Activation Function Derivative:

Now that we've covered how to compute the gradient through the linear layer, let's see how to perform backprop through the non-linear activation function. For this example we have an output from a linear layer with a batch size of two called \(z\), and we put that through a ReLU activation and get \(a\):

\( z = \begin{bmatrix} z_{11} & z_{12} \\ z_{21} & z_{22} \end{bmatrix} \)
\( a = \begin{bmatrix} a_{11} & a_{12} \\ a_{21} & a_{22} \end{bmatrix} = ReLU(z)\)

Let's assume we already have \(\dfrac{\partial L}{\partial a}\):

\[\dfrac{\partial L}{\partial a} = \begin{bmatrix} a'_{11} & a'_{12} \\ a'_{21} & a'_{22} \end{bmatrix} \]
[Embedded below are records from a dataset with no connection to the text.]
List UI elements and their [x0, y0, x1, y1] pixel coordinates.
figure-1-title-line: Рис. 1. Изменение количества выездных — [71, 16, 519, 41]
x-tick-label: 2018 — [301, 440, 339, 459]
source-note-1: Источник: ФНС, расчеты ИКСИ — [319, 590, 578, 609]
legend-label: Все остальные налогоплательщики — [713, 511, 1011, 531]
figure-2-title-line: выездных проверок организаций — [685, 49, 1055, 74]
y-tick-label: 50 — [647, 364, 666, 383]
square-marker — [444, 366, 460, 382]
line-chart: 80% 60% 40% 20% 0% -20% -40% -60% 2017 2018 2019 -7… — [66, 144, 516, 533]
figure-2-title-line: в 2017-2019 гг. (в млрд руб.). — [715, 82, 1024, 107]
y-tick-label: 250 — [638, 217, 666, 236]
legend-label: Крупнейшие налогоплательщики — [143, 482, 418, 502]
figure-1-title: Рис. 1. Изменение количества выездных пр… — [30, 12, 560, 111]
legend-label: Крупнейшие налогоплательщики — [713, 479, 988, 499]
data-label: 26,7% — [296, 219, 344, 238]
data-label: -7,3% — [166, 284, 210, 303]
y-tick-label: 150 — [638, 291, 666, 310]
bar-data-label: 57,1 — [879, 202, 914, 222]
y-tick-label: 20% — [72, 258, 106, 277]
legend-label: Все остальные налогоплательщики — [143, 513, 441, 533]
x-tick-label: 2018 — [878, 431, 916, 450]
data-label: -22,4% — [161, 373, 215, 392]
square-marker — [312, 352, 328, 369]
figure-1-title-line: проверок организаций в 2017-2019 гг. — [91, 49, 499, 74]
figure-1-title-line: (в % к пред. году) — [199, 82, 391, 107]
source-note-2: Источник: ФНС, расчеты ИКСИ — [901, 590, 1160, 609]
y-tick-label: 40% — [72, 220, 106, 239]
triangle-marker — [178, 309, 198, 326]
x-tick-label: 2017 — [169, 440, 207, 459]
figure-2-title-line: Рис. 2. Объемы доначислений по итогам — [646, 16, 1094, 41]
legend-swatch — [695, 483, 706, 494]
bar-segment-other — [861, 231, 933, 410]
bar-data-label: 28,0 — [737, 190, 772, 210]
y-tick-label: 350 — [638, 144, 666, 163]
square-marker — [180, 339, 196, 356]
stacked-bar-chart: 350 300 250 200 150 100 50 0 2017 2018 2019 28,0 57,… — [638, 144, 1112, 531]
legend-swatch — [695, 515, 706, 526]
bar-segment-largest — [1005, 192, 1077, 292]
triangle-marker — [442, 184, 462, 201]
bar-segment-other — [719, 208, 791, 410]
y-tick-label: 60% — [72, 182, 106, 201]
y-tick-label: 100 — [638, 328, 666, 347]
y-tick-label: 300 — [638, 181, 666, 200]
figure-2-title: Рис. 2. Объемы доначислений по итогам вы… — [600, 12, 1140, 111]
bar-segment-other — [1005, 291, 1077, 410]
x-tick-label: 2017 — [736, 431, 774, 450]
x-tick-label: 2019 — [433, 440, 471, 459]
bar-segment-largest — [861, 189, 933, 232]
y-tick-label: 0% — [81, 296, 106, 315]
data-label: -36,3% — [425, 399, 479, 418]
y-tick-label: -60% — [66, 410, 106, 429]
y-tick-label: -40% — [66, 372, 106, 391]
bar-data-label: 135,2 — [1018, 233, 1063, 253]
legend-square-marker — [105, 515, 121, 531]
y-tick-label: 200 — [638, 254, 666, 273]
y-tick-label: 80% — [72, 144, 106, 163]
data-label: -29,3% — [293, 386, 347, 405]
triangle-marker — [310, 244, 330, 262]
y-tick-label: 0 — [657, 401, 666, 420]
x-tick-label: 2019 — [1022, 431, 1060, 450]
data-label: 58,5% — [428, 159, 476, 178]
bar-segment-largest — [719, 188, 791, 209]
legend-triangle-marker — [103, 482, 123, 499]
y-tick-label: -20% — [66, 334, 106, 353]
What is \(\dfrac{\partial L}{\partial z}\)? Since \(a\) and \(z\) are both matrices, \(\dfrac{\partial a}{\partial z}\) will be a 4d tensor. So as we've done before, let's just take derivative of a single element of \(a\) with respect to \(z\) to find the pattern:

\( \dfrac{\partial a_{11}}{\partial z} = \begin{bmatrix} ReLU\_d(z_{11}) & 0 \\ 0 & 0 \end{bmatrix} \)
\( \dfrac{\partial a_{12}}{\partial z} = \begin{bmatrix} 0 & ReLU\_d(z_{12})\\ 0 & 0 \end{bmatrix} \)
\( \dfrac{\partial a_{21}}{\partial z} = \begin{bmatrix} 0 & 0 \\ ReLU\_d(z_{21}) & 0 \end{bmatrix} \)
\( \dfrac{\partial a_{22}}{\partial z} = \begin{bmatrix} 0 & 0\\ 0 & ReLU\_d(z_{22}) \end{bmatrix} \)

Where \(ReLU\_d\) is the ReLU derivative: 1 if \(z>0\), \(0\) otherwise. Thus

\( \dfrac{\partial L}{\partial z} = \dfrac{\partial L}{\partial a_{11}}\dfrac{\partial a_{11}}{\partial z} + \dfrac{\partial L}{\partial a_{12}}\dfrac{\partial a_{12}}{\partial z} \) \( + \dfrac{\partial L}{\partial a_{21}}\dfrac{\partial a_{21}}{\partial z} + \dfrac{\partial L}{\partial a_{22}}\dfrac{\partial a_{22}}{\partial z} \)

\[ = \begin{bmatrix} a'_{11}*ReLU\_d(z_{11}) & a'_{12}*ReLU\_d(z_{12}) \\ a'_{21}*ReLU\_d(z_{21}) & a'_{22}*ReLU\_d(z_{22}) \end{bmatrix} \] \[ = a' \circ ReLU\_d(z) \] Where \(\circ\) is element-wise multiplication!